Так что я понял, что ничего не изменилось. И я задал пару вопросов о ресторане – просто чтобы вернуть себе ощущение того, как хорошо быть там с Мэри и не расстраиваться опять.

Я спрашивал ее о всяких таких вещах, пока тот человек не закончил готовить для нас еду и не принес ее нам на столик. Я спросил об этих водных созданиях внутри аквариума, про которых Мэри сказала, что люди их выбирают себе на обед, если хотят кого-то из них съесть. Еще я спросил об этих палочках на столе, и Мэри сказала, что они нужны для того, чтобы доставать кусочки пищи, которые застряли между зубов.

Ну и вот мы все это начали есть, а тот человек снова ушел – после того, как положил нам обоим на колени салфетки. А Мэри сказала одну особенную вещь, после которой я уже не мог задавать какие-то вопросы, и я расскажу вам, что это было.

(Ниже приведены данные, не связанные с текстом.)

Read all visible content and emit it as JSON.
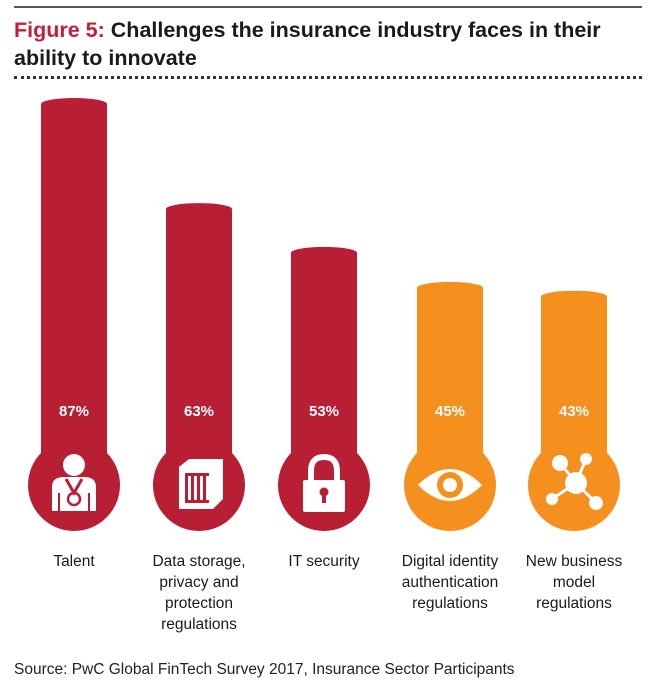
{
  "header": {
    "figure_label": "Figure 5:",
    "title": "Challenges the insurance industry faces in their ability to innovate"
  },
  "chart_data": {
    "type": "bar",
    "categories": [
      "Talent",
      "Data storage, privacy and protection regulations",
      "IT security",
      "Digital identity authentication regulations",
      "New business model regulations"
    ],
    "category_label_lines": [
      [
        "Talent"
      ],
      [
        "Data storage,",
        "privacy and",
        "protection",
        "regulations"
      ],
      [
        "IT security"
      ],
      [
        "Digital identity",
        "authentication",
        "regulations"
      ],
      [
        "New business",
        "model",
        "regulations"
      ]
    ],
    "values": [
      87,
      63,
      53,
      45,
      43
    ],
    "value_labels": [
      "87%",
      "63%",
      "53%",
      "45%",
      "43%"
    ],
    "icons": [
      "medal-person-icon",
      "server-rack-icon",
      "padlock-icon",
      "eye-icon",
      "network-nodes-icon"
    ],
    "bar_colors": [
      "#b81f34",
      "#b81f34",
      "#b81f34",
      "#f5901e",
      "#f5901e"
    ],
    "title": "Challenges the insurance industry faces in their ability to innovate",
    "xlabel": "",
    "ylabel": "",
    "ylim": [
      0,
      100
    ],
    "grid": false,
    "legend": "none"
  },
  "footer": {
    "source": "Source: PwC Global FinTech Survey 2017, Insurance Sector Participants"
  },
  "colors": {
    "accent_red": "#b81f34",
    "accent_orange": "#f5901e",
    "title_red": "#c41e3a"
  }
}
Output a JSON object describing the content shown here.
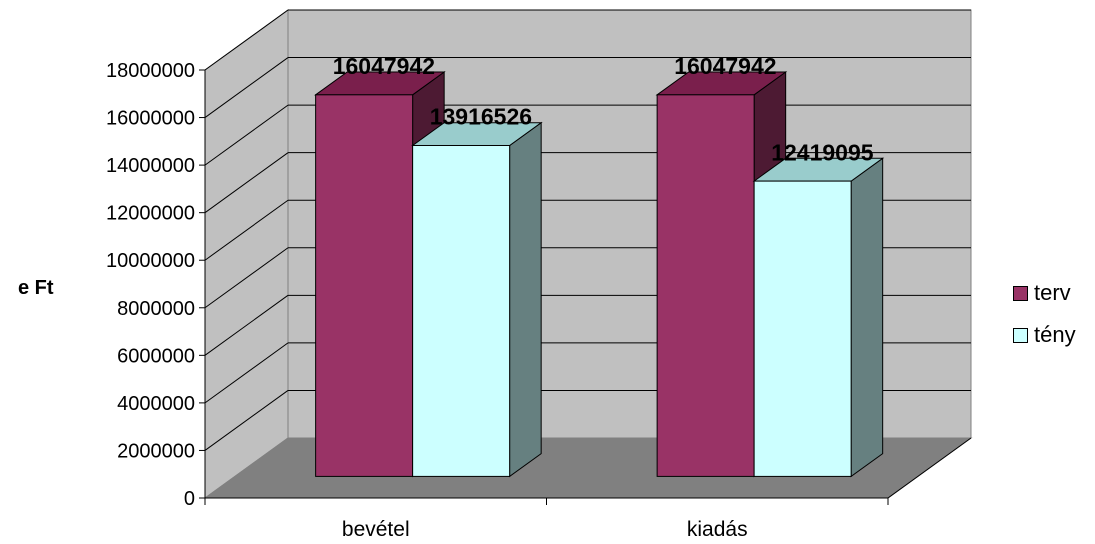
{
  "chart_data": {
    "type": "bar",
    "style": "3d-clustered-column",
    "categories": [
      "bevétel",
      "kiadás"
    ],
    "series": [
      {
        "name": "terv",
        "values": [
          16047942,
          16047942
        ],
        "color": "#993366"
      },
      {
        "name": "tény",
        "values": [
          13916526,
          12419095
        ],
        "color": "#CCFFFF"
      }
    ],
    "title": "",
    "xlabel": "",
    "ylabel": "e Ft",
    "ylim": [
      0,
      18000000
    ],
    "yticks": [
      0,
      2000000,
      4000000,
      6000000,
      8000000,
      10000000,
      12000000,
      14000000,
      16000000,
      18000000
    ],
    "data_labels": true,
    "grid": true,
    "legend_position": "right",
    "colors": {
      "back_wall": "#C0C0C0",
      "side_wall": "#C0C0C0",
      "floor": "#808080",
      "grid": "#000000"
    }
  }
}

Я старался оторвать кусок своего цыпленка от. кости, а Мэри пила вино из бокала, а потом она вдруг поставила бокал, наклонилась ко мне через стол и начала говорить.

– У меня есть одна отличная идея, о которой я бы хотела тебе рассказать, – сказала она и убрала волосы за ухо. – Эта мысль пришла мне в голову сегодня днем в больнице, когда я думала о твоей драгоценности.

Я подскочил и быстро посмотрел по сторонам, не слышал ли этого кто-нибудь еще. Я знал, что Мэри не понимает, насколько опасно так об этом говорить, поскольку сама не верит в это. Но я попросил ее говорить немного потише, потому что это и правда опасно.

– Прости, – сказала она. – Прости. Послушай, я думаю, что есть способ выяснить наверняка, правда это или нет. – Потом она улыбнулась и сказала, что для этого меня даже не придется разрезать. – В больнице, – сказала она, – есть машина, которая делает фотографии людей изнутри. Их костей и всего, что находится у них в животе. Она там на третьем этаже.

И это меня очень сильно взволновало, потому что я понял, что если мы ее используем, то я смогу доказать Мэри все раз и навсегда. Я прямо спросил ее, сможем ли мы взять эту машину.

Мэри сказала, что эта машина называется «рентгеновский аппарат», но я мало что понял. Я понял, что эта машина может сделать фотографию того, что находится у меня в животе, и когда Мэри напечатает фотографию, будет видно, что мой брильянт у меня внутри, такая яркая белая точка на черной картинке.

Я даже не сильно расстроился от того, что Мэри думала просто доказать мне, что внутри меня никакой драгоценности нет. Я знал, что для этого была причина, но очень скоро она поймет, что все, что я говорил, – самая настоящая правда. И все, что она говорила потом, меня больше совсем не огорчало и не злило.

После главной еды нам подали такой пирог, который надо есть вилкой, а не ложкой, и у которого был очень особенный вкус. А потом Мэри позвала человека, который нам все это сделал, и попросила у него листок бумаги, на котором будет написано, сколько мы должны заплатить.

Я украдкой глянул, и там была написана очень большая цифра, гораздо больше того, что я вообще смог бы заплатить, но Мэри на это не обратила внимания. И пока она платила, я взял со стола одну зубочистку и пошел посмотреть на этих водных зверей в аквариуме. Потом, когда Мэри закончила платить, мы ушли.